After all, Cleveland's rotation had whole months last season where it faltered and failed, and the team made it to the postseason anyway. Last year's club struck out more and walked less than their 2017 counterparts, and hit for less power, too, with Encarnación still in Toronto and Francisco Lindor not swinging for the fences quite as much as he seems to be this year. The bullpen this season has been clearly better than it was in 2016.

The 2016 Indians were just three games ahead of this year's pace through the same point in the season, and they finished 94-67 and eight games up in their division. They were a good team last year, possibly a great one, and they didn't look that much different than they do now. And then they went on an October tear and nearly became legends.

So perhaps, as is the case in Chicago with the Cubs, there is less to worry about in the Forest City than we might think.

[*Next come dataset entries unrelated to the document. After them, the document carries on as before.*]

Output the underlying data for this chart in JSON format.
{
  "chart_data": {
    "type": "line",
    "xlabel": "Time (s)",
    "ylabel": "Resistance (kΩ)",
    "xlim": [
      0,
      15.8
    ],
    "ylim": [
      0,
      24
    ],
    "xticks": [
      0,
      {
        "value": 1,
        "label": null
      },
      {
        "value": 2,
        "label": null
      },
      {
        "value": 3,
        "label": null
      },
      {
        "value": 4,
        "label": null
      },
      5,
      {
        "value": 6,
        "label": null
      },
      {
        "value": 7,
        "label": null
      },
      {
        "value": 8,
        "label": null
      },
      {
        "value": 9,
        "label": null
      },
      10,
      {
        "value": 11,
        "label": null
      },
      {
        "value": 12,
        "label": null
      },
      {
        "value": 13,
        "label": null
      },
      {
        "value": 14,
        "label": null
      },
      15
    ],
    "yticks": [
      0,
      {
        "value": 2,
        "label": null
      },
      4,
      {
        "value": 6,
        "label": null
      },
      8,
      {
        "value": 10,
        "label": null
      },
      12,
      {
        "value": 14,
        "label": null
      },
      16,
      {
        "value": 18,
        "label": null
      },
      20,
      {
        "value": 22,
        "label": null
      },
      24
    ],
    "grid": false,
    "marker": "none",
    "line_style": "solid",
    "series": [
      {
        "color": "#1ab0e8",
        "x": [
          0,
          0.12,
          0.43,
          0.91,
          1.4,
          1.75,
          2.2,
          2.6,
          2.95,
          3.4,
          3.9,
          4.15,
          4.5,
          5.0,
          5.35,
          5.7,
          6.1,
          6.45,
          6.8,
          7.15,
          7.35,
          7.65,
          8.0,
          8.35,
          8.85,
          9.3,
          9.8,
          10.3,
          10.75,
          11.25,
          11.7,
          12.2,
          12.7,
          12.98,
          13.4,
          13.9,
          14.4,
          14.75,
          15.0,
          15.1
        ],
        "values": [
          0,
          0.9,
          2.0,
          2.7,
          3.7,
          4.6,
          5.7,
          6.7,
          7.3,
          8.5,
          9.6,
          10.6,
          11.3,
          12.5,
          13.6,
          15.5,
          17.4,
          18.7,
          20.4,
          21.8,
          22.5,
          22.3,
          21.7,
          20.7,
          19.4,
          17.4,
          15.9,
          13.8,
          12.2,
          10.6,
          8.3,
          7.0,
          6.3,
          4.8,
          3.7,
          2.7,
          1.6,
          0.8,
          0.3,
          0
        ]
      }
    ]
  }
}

If you don't quite buy the Minnesota renaissance, there's a lot of reason to keep the Indians as your pick in the AL Central this year. A good July—a month they went .500 last year—would put the team well ahead of last year's pace more than halfway through the season. And 94 wins, or anything above it, should be enough to claim a spot in the playoffs again.

And come October? Anything can happen. The Indians haven't yet looked like the champions they almost were last year, but they have looked pretty damn similar to last year's squad through the same point in the season—albeit with some (fixable) soft spots in the rotation and slack in the lineup. And that just might, for a second straight year, be enough to give them a real chance to make history.